Less successful is Ford’s foray into Henry’s future, though the relationship between Henry and his own son is marked (or tainted) by the anger and resentment of the relationship between Henry and his father.  The exploration of Henry’s life in 1986 definitely takes a back seat to the story of his youth, but that’s good – the more compelling story gets more time.

The story and characters are strong and compelling and at times heartbreakingly sweet.  Where Mr.
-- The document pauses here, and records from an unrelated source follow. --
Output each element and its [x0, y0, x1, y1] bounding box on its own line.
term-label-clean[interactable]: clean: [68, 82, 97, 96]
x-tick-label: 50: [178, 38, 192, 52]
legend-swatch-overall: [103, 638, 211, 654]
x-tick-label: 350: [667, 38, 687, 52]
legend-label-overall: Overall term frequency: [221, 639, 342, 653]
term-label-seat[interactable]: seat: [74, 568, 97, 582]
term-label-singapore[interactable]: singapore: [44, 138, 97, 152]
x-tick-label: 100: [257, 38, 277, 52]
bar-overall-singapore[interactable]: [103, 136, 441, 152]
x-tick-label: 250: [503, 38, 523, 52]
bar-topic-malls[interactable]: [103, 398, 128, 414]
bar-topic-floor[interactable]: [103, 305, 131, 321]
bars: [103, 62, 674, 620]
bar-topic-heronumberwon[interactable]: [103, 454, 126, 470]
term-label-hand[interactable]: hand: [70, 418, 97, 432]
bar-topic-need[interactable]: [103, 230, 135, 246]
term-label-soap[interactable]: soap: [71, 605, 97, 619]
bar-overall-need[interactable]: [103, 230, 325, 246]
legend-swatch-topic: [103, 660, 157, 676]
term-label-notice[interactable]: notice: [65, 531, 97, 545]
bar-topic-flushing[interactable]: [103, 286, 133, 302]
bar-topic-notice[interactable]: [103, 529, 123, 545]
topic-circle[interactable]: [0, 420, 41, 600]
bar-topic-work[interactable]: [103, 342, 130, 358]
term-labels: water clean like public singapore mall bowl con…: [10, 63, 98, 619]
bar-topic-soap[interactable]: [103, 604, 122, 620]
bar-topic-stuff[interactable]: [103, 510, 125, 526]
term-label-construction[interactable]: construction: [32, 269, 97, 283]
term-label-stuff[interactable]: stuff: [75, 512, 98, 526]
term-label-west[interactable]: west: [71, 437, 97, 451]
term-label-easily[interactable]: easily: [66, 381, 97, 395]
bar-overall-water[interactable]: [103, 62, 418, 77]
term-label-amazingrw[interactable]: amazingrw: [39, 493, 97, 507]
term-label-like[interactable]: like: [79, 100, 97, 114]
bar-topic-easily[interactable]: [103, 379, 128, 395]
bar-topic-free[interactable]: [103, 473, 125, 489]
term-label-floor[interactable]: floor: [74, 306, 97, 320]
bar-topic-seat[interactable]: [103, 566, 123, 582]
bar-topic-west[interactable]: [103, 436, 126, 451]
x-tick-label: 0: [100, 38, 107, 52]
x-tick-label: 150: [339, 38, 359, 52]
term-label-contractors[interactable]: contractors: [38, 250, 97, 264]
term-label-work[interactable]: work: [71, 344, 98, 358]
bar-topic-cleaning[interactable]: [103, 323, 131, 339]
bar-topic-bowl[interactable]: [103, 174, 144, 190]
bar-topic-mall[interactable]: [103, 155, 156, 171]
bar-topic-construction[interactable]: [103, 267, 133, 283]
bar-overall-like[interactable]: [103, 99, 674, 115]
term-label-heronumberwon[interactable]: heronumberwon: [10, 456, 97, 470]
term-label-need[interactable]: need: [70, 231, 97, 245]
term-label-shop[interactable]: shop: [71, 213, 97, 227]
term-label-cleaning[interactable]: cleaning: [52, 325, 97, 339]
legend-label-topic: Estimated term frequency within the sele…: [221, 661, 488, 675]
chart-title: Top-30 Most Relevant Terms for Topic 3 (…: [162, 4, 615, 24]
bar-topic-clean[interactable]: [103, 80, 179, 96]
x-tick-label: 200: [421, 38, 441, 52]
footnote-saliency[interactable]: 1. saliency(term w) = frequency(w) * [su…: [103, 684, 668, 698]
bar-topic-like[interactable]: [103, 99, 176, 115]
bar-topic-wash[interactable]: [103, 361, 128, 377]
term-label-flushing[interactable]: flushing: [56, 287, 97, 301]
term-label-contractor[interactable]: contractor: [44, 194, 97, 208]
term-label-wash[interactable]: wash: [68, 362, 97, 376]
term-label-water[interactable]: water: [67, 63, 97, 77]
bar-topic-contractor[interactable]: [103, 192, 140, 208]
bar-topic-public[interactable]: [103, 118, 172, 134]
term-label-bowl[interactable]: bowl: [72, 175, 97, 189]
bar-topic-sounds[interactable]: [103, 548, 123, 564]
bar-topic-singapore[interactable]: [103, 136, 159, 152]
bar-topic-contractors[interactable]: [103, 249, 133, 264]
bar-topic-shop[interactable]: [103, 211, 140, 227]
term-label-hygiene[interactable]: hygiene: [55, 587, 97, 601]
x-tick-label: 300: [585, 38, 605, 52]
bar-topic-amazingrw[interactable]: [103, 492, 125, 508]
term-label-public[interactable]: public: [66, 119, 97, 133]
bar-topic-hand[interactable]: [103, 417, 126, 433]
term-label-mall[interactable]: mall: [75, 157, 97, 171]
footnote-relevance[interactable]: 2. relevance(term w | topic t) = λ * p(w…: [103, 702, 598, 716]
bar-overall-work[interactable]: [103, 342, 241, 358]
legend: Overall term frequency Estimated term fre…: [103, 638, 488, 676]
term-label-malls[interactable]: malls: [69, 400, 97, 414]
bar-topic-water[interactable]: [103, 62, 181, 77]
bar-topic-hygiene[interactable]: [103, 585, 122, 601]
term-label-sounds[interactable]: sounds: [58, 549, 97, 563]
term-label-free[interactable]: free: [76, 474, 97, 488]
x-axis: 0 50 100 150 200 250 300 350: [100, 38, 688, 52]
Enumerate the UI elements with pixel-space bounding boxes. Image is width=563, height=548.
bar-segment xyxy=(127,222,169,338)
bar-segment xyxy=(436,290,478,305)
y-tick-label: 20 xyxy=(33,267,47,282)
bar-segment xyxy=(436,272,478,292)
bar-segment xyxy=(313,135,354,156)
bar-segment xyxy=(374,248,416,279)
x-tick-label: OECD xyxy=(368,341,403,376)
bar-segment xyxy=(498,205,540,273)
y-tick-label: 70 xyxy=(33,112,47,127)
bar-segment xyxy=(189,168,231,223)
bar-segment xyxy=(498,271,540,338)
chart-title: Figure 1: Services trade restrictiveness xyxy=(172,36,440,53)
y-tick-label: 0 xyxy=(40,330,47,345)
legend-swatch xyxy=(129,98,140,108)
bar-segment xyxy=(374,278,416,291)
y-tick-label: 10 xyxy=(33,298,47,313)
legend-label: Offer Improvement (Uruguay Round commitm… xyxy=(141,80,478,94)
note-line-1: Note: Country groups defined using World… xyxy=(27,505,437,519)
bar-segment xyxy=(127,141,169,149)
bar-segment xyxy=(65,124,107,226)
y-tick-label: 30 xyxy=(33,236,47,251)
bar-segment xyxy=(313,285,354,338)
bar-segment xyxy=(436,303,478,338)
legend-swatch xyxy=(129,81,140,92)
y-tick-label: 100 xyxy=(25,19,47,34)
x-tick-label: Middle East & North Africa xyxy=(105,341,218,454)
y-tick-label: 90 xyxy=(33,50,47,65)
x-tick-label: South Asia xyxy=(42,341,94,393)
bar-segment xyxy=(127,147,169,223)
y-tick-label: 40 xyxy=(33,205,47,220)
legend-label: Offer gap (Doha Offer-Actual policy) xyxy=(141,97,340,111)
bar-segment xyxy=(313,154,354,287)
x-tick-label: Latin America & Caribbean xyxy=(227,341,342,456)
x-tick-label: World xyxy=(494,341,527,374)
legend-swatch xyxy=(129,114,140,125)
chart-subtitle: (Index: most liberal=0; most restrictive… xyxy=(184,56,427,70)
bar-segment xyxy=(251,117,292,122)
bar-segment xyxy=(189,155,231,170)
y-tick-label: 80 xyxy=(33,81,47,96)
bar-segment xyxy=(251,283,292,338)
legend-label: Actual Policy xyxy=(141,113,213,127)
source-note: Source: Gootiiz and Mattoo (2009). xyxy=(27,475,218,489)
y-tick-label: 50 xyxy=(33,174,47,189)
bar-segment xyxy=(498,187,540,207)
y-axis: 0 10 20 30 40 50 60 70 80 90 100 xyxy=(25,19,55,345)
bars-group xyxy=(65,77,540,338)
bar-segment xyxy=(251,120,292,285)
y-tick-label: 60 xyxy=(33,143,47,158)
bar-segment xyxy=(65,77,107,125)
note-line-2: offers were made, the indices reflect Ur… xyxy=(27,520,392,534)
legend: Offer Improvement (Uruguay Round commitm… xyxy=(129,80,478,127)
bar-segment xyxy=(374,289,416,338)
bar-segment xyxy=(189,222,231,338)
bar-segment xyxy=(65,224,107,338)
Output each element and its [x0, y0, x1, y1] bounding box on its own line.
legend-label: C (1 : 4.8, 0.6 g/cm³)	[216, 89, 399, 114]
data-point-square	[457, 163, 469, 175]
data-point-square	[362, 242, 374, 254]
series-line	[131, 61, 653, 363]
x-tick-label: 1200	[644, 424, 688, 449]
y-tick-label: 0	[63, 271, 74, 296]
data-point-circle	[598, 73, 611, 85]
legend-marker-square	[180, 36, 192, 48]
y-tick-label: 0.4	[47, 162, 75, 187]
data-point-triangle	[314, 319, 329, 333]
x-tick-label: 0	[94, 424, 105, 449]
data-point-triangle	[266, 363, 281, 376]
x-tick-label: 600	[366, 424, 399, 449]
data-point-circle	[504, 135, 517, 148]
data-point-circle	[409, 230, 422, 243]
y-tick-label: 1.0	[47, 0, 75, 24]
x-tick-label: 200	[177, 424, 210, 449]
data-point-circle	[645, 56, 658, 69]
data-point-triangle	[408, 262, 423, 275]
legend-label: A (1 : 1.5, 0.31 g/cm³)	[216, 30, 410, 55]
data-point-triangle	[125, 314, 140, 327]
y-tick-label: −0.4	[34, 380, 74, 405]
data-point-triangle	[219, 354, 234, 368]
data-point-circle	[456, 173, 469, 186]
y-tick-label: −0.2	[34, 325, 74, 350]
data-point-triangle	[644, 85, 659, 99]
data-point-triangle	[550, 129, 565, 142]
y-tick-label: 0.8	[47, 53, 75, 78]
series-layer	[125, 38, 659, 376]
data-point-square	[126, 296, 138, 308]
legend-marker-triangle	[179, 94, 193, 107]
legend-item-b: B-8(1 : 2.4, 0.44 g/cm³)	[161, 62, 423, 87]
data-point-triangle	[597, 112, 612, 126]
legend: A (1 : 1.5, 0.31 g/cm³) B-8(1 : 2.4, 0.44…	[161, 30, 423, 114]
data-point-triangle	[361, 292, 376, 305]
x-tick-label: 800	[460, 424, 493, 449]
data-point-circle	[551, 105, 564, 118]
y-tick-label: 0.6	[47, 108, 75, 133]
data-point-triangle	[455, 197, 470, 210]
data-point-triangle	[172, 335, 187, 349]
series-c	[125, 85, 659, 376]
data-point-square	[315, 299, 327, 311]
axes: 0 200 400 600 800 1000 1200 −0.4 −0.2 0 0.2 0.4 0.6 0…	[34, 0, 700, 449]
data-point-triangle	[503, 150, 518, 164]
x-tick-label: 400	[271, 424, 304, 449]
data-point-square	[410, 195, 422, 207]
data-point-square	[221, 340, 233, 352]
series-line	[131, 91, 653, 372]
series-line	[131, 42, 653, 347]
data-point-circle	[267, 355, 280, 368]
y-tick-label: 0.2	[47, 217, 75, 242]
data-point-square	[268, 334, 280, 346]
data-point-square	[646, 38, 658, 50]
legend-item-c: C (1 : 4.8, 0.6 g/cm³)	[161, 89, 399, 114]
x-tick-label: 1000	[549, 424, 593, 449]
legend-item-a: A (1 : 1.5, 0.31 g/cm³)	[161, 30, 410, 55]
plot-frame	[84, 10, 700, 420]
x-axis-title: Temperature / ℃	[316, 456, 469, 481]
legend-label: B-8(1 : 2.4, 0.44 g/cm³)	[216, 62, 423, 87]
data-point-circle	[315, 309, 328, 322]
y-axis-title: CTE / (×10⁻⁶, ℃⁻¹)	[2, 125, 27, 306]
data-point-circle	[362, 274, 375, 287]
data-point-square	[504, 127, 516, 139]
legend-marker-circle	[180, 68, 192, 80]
Ford has some trouble is with, oddly enough, properly aging his characters.  He writes like a very young man who thinks 55 is ancient.  So our perception of characters’ ages and stages in life is skewed, forcing us to reimagine them when we figure out their actual ages.  Henry is romancing a girl at the age of 13 and a widower in his early 50s, yet is referred to as an old man.  If you know this going in it will increase your ability to imagine the characters more consistently.

There’s also the issue of the anachronisms.  There aren’t a lot (after those first 2 pages), but they do reveal a lack of research by the author who perhaps doesn’t really realize how much the world has changed since 1986.

Overall, I enjoyed Hotel on the Corner of Bitter and Sweet for its historical perspective (one we see far too little of) and the heady relationships between boy and girl and fathers and sons.  The peripheral characters are well drawn and help both drive and flesh out the story and Henry is an admirable, likable and complicated protagonist.  3 ½ stars out of 5 for Hotel on the Corner of Bitter and Sweet because of the sloppy period research, but a recommendation for anyone interested in the time period, the Japanese internment camps or the culture clash between recent immigrant parents and their very American children.